Search for chemical weapons of Syria site to start
Russia allows inspection of Syria site amid claims it’s been tampered with
Chemical weapons experts are due to arrive in Douma today to probe the alleged poison gas attack, Russian officials said, as the US voiced fears Moscow may already have "tampered with" evidence at the site.
Following weekend missile strikes on Syria by the US, France and Britain, Russia traded accusations with Western nations, dismissing as "a blatant lie" accusations that Moscow was hindering the investigation.
The four nations confronted each other in tense emergency talks at the Organisation for the Prohibition of Chemical Weapons (OPCW) in The Hague as inspectors prepare for a difficult and dangerous mission.
Syrian state media said air defences had shot down missiles over the central province of Homs, with the strikes reportedly targeting regime air bases.
It was not known who carried out the attack, with Pentagon spokeswoman Heather Babb saying: "There are no US or coalition operations in that area." Israel's military declined to comment, as is its custom.
Initial reports indicated the incident may have been a false alarm and Syrian forces may have opened fire by mistake.
The weekend missile strikes were in response to an alleged chlorine and sarin gas attack in Douma in which 40 people were said to have been killed.
OPCW director general Ahmet Uzumcu said his nine-strong, all-volunteer team had reached Damascus, but his team had not yet deployed to Douma.
Syrian and Russian officials had warned of "pending security issues to be worked out before any deployment could take place", Mr Uzumcu said.
Igor Kirillov, head of Russia's radiological, biological and chemical protection unit, told reporters the roads still had to be de-mined and cleared and would be tested by UN security services.
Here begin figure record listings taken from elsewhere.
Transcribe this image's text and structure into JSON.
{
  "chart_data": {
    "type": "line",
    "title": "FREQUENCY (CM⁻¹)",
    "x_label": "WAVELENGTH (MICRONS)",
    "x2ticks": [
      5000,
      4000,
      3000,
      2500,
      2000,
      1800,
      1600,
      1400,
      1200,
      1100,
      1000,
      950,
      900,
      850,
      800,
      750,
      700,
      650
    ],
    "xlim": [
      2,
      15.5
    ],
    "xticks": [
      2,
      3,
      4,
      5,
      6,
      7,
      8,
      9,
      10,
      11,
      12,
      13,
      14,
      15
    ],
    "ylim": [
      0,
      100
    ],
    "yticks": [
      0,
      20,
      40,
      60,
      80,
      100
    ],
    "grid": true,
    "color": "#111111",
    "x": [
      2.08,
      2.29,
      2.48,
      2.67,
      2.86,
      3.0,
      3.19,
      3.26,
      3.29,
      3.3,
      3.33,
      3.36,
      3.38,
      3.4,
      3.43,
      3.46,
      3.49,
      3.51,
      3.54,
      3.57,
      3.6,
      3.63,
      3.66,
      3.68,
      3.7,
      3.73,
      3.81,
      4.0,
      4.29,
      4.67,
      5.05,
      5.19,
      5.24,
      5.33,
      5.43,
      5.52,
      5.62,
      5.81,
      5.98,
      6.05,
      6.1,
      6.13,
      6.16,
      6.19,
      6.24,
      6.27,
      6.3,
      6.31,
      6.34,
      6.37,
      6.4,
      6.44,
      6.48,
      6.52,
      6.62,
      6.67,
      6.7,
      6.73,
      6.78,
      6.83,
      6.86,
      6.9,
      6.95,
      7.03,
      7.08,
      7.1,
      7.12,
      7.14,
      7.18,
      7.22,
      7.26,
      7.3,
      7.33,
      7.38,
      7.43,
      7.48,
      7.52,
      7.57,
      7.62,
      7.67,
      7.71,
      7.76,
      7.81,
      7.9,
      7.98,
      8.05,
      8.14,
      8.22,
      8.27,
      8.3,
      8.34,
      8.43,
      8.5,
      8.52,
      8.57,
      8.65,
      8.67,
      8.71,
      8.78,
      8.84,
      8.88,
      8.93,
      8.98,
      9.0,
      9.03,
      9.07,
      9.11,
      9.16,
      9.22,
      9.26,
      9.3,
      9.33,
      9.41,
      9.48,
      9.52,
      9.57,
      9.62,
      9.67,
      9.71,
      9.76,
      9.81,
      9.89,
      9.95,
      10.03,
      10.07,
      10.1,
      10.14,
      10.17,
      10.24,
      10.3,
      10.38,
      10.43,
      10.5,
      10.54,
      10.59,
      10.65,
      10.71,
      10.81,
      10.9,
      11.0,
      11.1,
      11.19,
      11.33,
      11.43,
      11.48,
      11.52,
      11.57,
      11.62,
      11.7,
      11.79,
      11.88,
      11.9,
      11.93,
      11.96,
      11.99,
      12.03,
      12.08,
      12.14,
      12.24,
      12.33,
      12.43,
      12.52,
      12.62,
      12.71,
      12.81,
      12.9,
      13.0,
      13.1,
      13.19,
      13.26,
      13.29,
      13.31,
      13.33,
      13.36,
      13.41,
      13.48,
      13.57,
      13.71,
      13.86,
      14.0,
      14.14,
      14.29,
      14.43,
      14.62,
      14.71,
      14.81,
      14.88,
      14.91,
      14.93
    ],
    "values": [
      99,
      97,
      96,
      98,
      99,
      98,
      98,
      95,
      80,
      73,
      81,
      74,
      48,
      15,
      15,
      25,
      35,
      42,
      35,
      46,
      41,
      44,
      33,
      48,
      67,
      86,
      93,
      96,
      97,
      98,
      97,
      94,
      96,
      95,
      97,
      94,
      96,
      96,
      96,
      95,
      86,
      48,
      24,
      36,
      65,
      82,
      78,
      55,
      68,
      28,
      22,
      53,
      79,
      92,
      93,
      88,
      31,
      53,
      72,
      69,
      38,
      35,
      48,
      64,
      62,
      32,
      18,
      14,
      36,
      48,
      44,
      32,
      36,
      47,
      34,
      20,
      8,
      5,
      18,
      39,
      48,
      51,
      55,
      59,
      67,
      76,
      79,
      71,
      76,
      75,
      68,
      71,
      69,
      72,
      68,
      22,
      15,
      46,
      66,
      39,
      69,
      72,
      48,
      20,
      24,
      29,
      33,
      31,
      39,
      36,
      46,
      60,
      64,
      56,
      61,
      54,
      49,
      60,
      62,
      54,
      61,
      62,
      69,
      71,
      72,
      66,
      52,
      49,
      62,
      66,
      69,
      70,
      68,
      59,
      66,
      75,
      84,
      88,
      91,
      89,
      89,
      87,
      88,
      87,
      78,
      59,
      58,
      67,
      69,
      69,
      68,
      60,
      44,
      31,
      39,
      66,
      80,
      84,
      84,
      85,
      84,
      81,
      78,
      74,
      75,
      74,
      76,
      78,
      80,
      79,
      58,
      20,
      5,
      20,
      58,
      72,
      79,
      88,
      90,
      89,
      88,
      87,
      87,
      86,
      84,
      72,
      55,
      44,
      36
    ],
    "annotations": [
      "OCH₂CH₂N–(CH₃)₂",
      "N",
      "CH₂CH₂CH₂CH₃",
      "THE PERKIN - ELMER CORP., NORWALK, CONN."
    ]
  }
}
"Wednesday is when we plan the arrival of the OPCW experts," he said at the Russian embassy in The Hague.
The US ambassador to the OPCW, Ken Ward, claimed the Russians had already visited the site and "may have tampered with it with the intent of thwarting the efforts of the OPCW fact-finding mission".
The Kremlin dismissed the claims.
"I can guarantee that Russia has not tampered with the site," Foreign Minister Sergey Lavrov told the BBC.
The Russian ambassador to the Netherlands, Alexander Shulgin, also said it was a "blatant lie" that Moscow was hampering the investigation.
Yury Filatov claimed children in Syria are being manipulated with make-up to make it look like they have been caught up in gas attacks last week.
He said: "As far as we are concerned there was no attack."
It was the United States, France and Britain who were "standing in the way" of the investigation by ordering air strikes "in the blink of an eye" before the OPCW team had a chance to do its work.
The missiles that US, French and British warships fired on suspected chemical facilities on Saturday constituted the biggest Western attack against the Syrian regime in the seven-year war to topple President Bashar al-Assad.
The targeted sites were largely empty, and they were all said to be facilities either for chemical weapons storage or production.
Despite polls in the UK and France showing scant support for the raids, British Prime Minister Theresa May said it had been her "responsibility as prime minister to make these decisions".
French President Emmanuel Macron also defended his move as part of his constitutional powers.
France urged OPCW nations to boost the organisation's work so it can completely dismantle Syria's "secret" toxic weapons programme.
The US called for a clear condemnation by the OPCW of "the Syrian government for its reign of chemical terror".
The trio of Western powers that carried out the strikes warned they would repeat the operation if Damascus used chemical weapons again.